こうした取組や、地元企業との連携による産品開発等で地域の活性化に貢献していることが認められ、「せとだエコレモン®」の生産に取り組んでいるグループの皆さんが2023年1月に「日本農業賞」 (一般社団法人 全国農業協同組合中央会、NHK主催) の大賞を受賞されました (集団組織の部) 。 現在、「せとだエコレモン®」の栽培に取り組んでいる方は150名ほどで、今回取材をさせていただいた原田さんもそのお一人です。

2023年2月末に訪問させていただいた原田さんのレモン畑は、生口島と愛媛県大三島をつなぐ多々羅大橋のすぐそばにあります。レモンは果実だけでなく、葉や茎も香るそうで、鈴なりのレモンの鮮やかな黄色と爽やかな香りに包まれていました。

こちらの畑では、断面がハート形になる「ハートレモン®」や星形の「スターレモン®」といったかわいい形のレモンも作られています (「ハートレモン®」「スターレモン®」はひろしま農業協同組合の登録商標)

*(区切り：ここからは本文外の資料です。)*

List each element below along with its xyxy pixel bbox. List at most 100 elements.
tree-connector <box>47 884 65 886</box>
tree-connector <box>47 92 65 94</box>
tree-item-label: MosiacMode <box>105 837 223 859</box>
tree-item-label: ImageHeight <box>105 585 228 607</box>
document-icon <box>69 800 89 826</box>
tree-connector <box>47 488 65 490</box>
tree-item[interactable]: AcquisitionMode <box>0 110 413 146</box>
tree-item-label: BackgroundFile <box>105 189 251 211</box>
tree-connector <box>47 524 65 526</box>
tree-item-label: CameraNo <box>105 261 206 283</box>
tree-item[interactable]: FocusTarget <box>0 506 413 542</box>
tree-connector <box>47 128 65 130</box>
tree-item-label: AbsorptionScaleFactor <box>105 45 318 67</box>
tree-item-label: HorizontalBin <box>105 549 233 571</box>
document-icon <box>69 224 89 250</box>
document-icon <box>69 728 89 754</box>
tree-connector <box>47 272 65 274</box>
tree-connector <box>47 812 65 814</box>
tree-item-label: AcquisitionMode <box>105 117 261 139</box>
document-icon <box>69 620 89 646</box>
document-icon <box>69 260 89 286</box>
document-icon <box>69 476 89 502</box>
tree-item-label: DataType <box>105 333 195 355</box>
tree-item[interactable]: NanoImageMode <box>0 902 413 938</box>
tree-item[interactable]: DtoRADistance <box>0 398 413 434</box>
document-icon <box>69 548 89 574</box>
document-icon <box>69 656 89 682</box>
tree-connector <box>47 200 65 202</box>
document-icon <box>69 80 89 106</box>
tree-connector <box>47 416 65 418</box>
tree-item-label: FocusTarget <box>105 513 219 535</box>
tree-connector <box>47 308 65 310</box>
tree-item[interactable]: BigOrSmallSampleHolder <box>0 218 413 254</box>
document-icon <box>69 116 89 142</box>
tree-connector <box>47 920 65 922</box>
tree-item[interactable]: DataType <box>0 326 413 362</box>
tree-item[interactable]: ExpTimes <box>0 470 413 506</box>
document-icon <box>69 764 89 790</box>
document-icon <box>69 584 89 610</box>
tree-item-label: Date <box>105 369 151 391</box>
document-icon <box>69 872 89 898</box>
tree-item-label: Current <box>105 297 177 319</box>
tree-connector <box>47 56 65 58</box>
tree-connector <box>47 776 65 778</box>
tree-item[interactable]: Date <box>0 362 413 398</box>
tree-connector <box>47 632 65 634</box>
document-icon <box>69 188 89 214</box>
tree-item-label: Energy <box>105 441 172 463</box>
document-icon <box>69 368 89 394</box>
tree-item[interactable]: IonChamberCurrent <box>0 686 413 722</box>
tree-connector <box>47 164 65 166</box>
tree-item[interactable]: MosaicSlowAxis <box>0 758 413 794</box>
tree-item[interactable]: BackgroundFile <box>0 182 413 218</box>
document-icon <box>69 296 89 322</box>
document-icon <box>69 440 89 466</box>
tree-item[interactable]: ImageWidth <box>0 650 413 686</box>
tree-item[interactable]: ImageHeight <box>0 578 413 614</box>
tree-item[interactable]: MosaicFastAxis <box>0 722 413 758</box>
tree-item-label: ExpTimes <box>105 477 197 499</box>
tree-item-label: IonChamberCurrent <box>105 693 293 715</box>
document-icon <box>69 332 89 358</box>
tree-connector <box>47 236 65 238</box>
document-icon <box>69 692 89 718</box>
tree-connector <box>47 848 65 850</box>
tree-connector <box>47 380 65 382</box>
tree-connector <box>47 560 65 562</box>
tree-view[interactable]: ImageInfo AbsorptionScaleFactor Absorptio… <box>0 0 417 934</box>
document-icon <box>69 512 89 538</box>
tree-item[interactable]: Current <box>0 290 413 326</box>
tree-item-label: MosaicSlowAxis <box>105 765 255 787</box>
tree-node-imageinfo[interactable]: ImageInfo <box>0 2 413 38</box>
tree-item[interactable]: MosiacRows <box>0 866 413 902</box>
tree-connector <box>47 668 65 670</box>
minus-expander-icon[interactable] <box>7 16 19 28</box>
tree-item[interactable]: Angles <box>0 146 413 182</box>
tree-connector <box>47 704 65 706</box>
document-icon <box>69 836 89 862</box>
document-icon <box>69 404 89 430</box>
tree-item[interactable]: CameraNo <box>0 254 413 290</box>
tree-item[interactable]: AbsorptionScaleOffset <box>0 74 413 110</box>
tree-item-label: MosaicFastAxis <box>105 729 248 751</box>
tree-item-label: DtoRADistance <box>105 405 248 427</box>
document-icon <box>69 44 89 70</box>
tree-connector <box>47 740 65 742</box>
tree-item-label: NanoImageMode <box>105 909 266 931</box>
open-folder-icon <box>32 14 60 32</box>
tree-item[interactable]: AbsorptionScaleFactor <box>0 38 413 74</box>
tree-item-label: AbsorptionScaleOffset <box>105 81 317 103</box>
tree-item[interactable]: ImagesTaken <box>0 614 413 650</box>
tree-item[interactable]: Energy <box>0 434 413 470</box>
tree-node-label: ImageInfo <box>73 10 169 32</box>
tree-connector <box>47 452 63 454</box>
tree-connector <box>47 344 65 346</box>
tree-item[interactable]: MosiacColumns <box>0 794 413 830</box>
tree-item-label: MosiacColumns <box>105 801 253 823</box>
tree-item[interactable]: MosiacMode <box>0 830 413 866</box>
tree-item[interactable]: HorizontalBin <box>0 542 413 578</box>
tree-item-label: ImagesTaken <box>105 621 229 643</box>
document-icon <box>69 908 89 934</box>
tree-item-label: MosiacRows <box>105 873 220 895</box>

型枠に入れて育てるのですが、きれいな形になるまでには長い期間にわたって試行錯誤をされたそうです。こんなレモンが出てきたら気分もアガりますね!12月~3月頃まで販売もされているそうですよ (在庫があるときのみ。問合せ先:瀬戸田直販センター )

形になったレモンを持つ女性たち

おすすめレモンレシピ

今回、皮まで食べられるレモンを紹介したので、ここでは夏にぴったりな皮まで使えるレシピを瀬戸内広島レモンレシピ40選 からご紹介します!ぜひ作ってみてくださいね。

はちみつレモンゼリー

はちみつレモンゼリー

準備するもの (4~6個分)

  • イエローレモン2個
  • 砂糖30g
  • はちみつ大さじ1
  • 水300cc
  • ゼラチン5g
  • 水大さじ2 ※ゼラチン用
  • はちみつ大さじ2 ※シロップ用
  1. 大さじ2杯の水にゼラチンを振り入れふやかしておく
  2. レモン1個は半分に切り、その中央部分から3枚分のスライスをとり、それをいちょう切りにしておく
  3. ②のレモンの残りを搾り (A) 、さらにもう1個のレモンも果汁を全部搾っておく (B)
  4. 鍋に水300ccを入れて沸かし、 (A) のレモン果汁と砂糖、はちみつ、レモンのスライスを加え、砂糖が溶けたら火を止める
  5. ④に①のゼラチンを加えてよく溶かした後、氷水で鍋のあら熱をとる
  6. ⑤を容器にそそぎ、冷蔵庫で冷やし固める
  7. (B) のレモン果汁とはちみつをあわせてシロップを作り、固まったゼリーの上からかける

瀬戸田レモンを是非食べてみて!

生産量日本一の広島県を支えるレモン産地では、環境への配慮や安全性にもこだわったレモンがつくられていました。5~6月のレモンの花に始まり、10月頃からのグリーンレモン、12月~4月頃には色鮮やかなイエローレモンと一年を通じて色々な景色が楽しめる瀬戸田町。

皮まで食べられるレモンや「ハートレモン®」「スターレモン®」など、料理の主役になれるレモン。ぜひ食べてみてくださいね。